By Jamie Shafer
Not having grown up in the church, Chuck Proudfit’s outlook on living the Christian faith is fresh and inspiring, his enthusiasm simply contagious. What is surprising is that the transformation in his life started with a roll of toilet paper.
Proudfit has spent much of his life leading in the business world. The Harvard graduate began his career at Procter and Gamble in Cincinnati, Ohio and was on the fast track to success. About six months into his job, the company assigned him a special project: compensate for higher paper costs by working with manufacturers to figure out how to fit fewer sheets on a roll of toilet paper. As he worked, he began to wonder if this was really what he had been preparing for, and the thought came to him, Is this all there is to life?

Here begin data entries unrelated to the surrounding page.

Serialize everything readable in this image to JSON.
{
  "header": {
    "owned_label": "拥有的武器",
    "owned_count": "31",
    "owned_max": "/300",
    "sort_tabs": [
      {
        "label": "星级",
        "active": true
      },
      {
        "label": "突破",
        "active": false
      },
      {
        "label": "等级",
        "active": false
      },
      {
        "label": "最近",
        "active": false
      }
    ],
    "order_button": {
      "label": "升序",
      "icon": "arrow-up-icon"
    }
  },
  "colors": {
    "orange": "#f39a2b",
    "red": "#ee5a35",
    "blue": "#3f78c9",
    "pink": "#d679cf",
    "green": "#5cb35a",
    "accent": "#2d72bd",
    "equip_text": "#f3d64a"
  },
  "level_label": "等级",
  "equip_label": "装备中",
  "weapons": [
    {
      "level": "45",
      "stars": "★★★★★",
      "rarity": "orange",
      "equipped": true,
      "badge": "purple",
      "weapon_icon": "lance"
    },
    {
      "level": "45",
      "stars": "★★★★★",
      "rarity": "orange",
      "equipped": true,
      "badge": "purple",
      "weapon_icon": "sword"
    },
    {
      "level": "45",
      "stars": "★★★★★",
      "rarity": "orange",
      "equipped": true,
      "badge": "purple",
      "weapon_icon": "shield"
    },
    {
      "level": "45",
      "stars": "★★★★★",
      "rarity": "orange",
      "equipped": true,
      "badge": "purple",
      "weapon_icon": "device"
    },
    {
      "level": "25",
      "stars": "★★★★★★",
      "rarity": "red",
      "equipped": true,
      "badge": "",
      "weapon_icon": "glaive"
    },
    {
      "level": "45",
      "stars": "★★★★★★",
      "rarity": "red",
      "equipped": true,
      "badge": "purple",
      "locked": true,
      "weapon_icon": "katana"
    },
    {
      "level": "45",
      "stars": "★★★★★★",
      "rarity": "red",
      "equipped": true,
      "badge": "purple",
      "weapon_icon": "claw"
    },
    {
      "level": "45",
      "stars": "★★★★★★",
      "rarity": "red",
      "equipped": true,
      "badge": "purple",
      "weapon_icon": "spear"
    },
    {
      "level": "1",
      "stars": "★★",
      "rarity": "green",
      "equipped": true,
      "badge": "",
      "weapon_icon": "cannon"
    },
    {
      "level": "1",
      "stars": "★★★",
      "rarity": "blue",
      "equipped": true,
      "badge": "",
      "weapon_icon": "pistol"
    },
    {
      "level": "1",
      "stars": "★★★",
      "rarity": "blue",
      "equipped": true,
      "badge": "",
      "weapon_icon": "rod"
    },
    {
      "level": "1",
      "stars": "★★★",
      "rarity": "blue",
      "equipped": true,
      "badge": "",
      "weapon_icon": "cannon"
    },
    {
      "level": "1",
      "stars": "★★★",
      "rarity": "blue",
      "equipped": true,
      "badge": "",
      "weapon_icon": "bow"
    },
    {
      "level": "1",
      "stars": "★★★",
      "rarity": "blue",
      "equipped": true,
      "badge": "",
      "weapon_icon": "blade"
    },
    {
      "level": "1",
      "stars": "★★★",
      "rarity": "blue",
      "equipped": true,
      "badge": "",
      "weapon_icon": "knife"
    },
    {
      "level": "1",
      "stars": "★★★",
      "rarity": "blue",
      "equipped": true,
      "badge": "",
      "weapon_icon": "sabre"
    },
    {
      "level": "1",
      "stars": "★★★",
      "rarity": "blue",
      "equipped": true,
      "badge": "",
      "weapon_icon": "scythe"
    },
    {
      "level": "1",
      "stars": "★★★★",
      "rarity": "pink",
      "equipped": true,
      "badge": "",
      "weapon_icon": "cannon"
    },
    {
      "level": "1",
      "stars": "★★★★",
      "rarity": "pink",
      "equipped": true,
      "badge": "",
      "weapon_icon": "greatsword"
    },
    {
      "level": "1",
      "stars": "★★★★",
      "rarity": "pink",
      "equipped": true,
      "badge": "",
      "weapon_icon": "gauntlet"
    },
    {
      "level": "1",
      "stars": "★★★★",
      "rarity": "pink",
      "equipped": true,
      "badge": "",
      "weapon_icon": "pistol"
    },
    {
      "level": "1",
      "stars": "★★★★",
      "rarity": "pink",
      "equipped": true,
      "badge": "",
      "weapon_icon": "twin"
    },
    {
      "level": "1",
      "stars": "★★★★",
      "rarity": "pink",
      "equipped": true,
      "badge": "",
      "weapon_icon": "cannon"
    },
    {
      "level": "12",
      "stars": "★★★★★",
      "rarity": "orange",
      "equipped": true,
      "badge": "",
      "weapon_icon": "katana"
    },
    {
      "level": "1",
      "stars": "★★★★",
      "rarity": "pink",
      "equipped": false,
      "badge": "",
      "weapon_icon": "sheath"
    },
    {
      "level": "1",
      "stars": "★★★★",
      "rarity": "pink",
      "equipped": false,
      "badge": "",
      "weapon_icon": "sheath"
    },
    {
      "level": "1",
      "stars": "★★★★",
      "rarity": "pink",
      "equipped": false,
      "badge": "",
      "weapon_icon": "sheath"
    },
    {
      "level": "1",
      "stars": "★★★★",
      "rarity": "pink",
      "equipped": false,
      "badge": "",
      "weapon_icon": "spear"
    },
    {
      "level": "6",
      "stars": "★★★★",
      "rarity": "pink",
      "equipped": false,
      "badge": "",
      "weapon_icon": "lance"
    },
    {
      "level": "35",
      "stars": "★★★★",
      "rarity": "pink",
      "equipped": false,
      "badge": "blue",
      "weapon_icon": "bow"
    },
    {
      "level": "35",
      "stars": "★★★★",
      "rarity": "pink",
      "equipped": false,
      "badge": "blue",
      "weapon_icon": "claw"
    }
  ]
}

He remembers a pivotal moment one day after work as he was watching the Ohio River from home. Having grown up in Colorado, he appreciated the beauty of unspoiled terrain and clear flowing waters. On this day, the contrast captured his attention. The muddy water flowing downhill became a representation of what his life could become: decades of drudging through unfulfilling work.
Finding Something More
This motivated Proudfit to search for something more, wondering if the element of faith had something to do with fulfillment. While at Harvard, he formed friendships with people from around the world and learned about their belief systems. He soon realized that their “truths” contradicted each other. He spent the next decade searching for the truth, exploring major world religions and working for companies like Ernest & Julio Gallo Winery and LensCrafters.
His search concluded with his decision to accept Christ in his 30s. “After that, I began to ask, ‘What does it look like to integrate faith into all aspects of my life?’” he explains. He searched for ministries within the church that spoke to his life at work, but found little help.
Thus came the launch of At Work on Purpose (www.atworkonpurpose.org) in 2003, a nonprofit organization in the Cincinnati area that seeks to help Christians experience faith-filled lives at work. “I started by going back to the Bible. I looked again at the book of Acts, at the early church,“ he says. He was inspired by their commitment and sacrifice, and how they understood the power of relationships.
He was also struck by the contrast with the church in America today. “We really tend to default to weekend worshipping. Go to church. Donate some money,” notes Proudfit. Since that time he has been on a crusade to help recapture the spirit of the early church by helping to create “marketplace missionaries, not weekend worshippers.”
AWOP now involves more than 5,000 members from various careers and churches who are impacting the world for Christ through a holistic approach incorporating evangelism, work ethics, community service, coaching, and more. Proudfit is also the founder and president of Skillsource (skillsource.com), which offers general business consulting for midsize firms, and is an executive board member of Self Sustaining Enterprises (www.sseinc.org), which helps create funding for philanthropic efforts around the world.
Tips for Marketplace Missionaries
Although he shares concerns with many about America becoming a post-Christian nation, he is encouraged by the idea that the marketplace can become the starting point to reignite our faith. He encourages Christians in the workplace by sharing the following thoughts:
• Embrace the ministry potential of any job.
• The actual job isn’t as important as our calling to be God’s hands and feet, pursuing the Great Commission. When we reframe our work, we can love it because our role is to make an impact for Christ.
• Just as there are seasons of life, there are seasons in work. There are times when we are drifting in or out of a season of work. Jobs may shift, but what if a sovereign God has plans to prosper us? In the end, it will be a blessing because it will take us somewhere we would not have anticipated.
• Our work is just one part of a fully integrated life of faith. Proudfit notes that our identities are often wrapped around what we do. Remember that work is a blessing from God; it is not who you are.
Jamie Shafer is the communications director at East 91st Street Christian Church in Indianapolis, Indiana. She and her husband, Eric, have two children.